Num fim de tarde da semana que passou, disse a um amigo que há diferenças entre olhar uma criança pequena que vai de mão dada na rua com a mãe e olhar a mesma criança na sala. Silencioso ficou a olhar para mim e fui obrigada a explicitar o meu raciocínio, que me tinha assaltado de repente, mas que andava a marinar a algum tempo dentro de mim.
- Sabes, é que a criança quando entra numa escola torna-se um aluno e olhar para um aluno muda muitas vezes o sentido do olhar sobre a criança...a um aluno exigimos coisas e comportamentos que eventualmente a uma criança, com a mesma idade, noutro contexto, não exigiríamos. Maior maturidade...silêncio para ouvir a história...saber estar numa fila para fazer a higiene...entender a metodologia de trabalho...ser simpático e cordial para os amigos....acenámos os dois com a cabeça, parecendo entender o que estava em causa...
Quando saí, pensei que apenas eu e os que lidam com crianças, sabemos do que falo. Apesar da individualização dos cuidados, da educação e do currículo, que tentamos todos os dias praticar, uma espécie de jogo de empurra institucional faz prevalecer as regras, a norma e o funcionamento coletivo sobre a identidade e a pessoa de cada criança. E nós, e eu, desatamos a querer que se todos se comportem como achamos que se devem comportar. Exigimos silêncio, interiorização rápida de rotinas, compreensão dos instrumentos de trabalho, interação positiva com os pares, partilha, amizades fortes. E participação.
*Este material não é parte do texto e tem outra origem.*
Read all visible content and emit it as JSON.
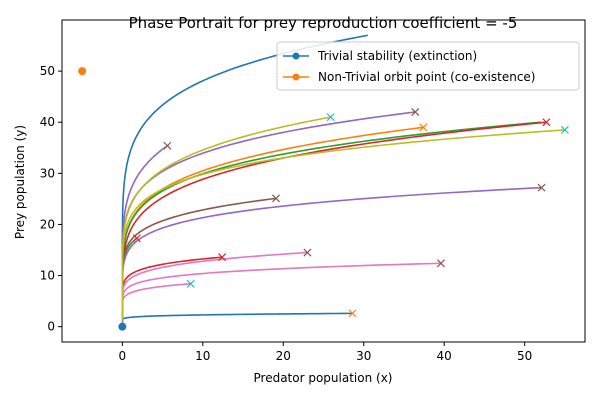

Como se tudo isto não demorasse uma porção de tempo a construir e não fosse, para muitas crianças, uma novidade e uma outra forma de se sentirem tratadas. Até ver e porque são inteligentes, as crianças, muitas crianças, desconfiam, necessitando de contestar para confirmar o que é realmente verdadeiro. E sério. E para sempre adotado naquele espaço que agora frequentam. Sem dias de folga e sem ambivalências.
Tudo isto vem a propósito da última reunião de conselho e de, sendo a segunda do ano, com tantos meninos pequenos e novos, não ter corrido de feição. Conversas cruzadas, que a amizade já é mais alegre e boa de se sentir, distrações e espreitadelas por baixo da mesa, vários papéis para escrita porque muitos querem ser secretários, pouca atenção à fala dos amigos. E eu a desesperar, e eu a exigir e eu a ficar triste com as dificuldades, ou melhor, com o tempo que será necessário para que aprendamos o sentido de fazer uma reunião. E eu a esquecer-me das minhas decisões de dar tempo para a aprendizagem. E eu a querer que o modelo funcione com um estalar de dedos. E eu a vê-los como aluno, já crescidos, pois, e eles com três (e são seis com esta idade) quatro e cinco anos.
Não querendo ser simplista nem dogmática, devo colocar cada coisa no seu lugar. Ser aluno não faz mal, é condição necessária e importante no correr da vida, para muitas destas crianças é um direito e uma condição de cidadania. Ser aluno não faz mal, desde que nós, os adultos, consigamos manter em alerta permanente, o que sabemos e sentimos sobre as crianças, os seus trajetos de vida, as suas características e necessidades, ritmos e modos de aprendizagem. Ser aluno é coisa boa se as nossas representações e práticas não entrarem em fuga para a frente, para alcançar a(s) meta(s) que predefinimos na cabeça e nos projetos curriculares. Para serem abandonadas? não, claro, para serem doseadas, comedidas e adequadas. Com bom senso e muita sabedoria. E calma. E com as crianças no meio delas. As nossas. As reais. As que estão connosco. Não as que imaginamos, para que tudo corra sem imprevistos, que é coisa pouco provável em educação.
E eu a pensar neste domingo, que escrever é uma forma de manter compromissos e alertar a minha consciência. Para melhorar a minha prática. Para dosear a minha tendência para queimar etapas...
As minhas crianças, que são também os meus alunos, bem o merecem. E eu também.